Dr. Berglund’s research and teaching interests are at the intersection of community development and urban design. She focuses on community organizing and social movements in the context of neighborhood change, including processes like gentrification, displacement, and redevelopment. This research engages with communities to understand the policy obstacles and design practices that disenfranchise, and physically and culturally displace some groups from changing neighborhoods, and how these communities resist exclusionary planning practices. She has examined strategies and histories of resistance to environmental racism, and is currently researching the role of community benefits agreements to understand how benefits can be leveraged by communities whose tax dollars often subsidize rapid redevelopment of cities experiencing a ‘back to the city’ movement.

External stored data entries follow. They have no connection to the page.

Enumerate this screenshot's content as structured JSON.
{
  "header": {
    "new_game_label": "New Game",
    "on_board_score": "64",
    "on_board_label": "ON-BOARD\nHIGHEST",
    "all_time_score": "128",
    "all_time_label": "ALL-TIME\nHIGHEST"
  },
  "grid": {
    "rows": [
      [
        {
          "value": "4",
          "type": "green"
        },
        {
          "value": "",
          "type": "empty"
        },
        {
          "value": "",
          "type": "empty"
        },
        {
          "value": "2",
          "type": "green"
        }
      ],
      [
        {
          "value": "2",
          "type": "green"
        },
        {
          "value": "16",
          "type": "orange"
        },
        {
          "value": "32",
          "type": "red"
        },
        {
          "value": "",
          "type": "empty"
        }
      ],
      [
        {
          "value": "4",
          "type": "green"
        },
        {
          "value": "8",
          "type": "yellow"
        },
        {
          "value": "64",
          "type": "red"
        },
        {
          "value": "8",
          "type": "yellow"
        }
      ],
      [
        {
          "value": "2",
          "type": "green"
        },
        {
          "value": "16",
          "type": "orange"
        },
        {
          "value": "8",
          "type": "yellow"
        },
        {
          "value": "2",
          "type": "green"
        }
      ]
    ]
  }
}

In addition to community organizing, she also examines the material components of the changing built environment in gentrifying areas, and the role of the urban design profession in creating places that are ripe for investment, but play to the exclusion of long standing communities. Through this work she has analyzed strategies like branding, participatory design and public space management to understand the messages embedded in the built environment, and how designers sometimes create sites that are attractive to capital and consumption, but are not inclusive. This work aims to uncover alternative, inclusive and justice oriented design practices, and develop critical urban design scholarship. Currently, she is examining the justice implications of urban design practices related to security and surveillance in privately operated public spaces, and the racial violence associated with such policing practices.

An important component of this work is understanding how communities develop their own ways of resisting, planning and designing through social mobilization and informal economic and placemaking strategies, considering these practices integral to the workings of cities. Drawing on the perspectives of politically marginalized urban populations, her work aims to share narratives of communities that are often left out of planning and design processes, and disproportionately pathologized and treated as objects ripe for policy intervention.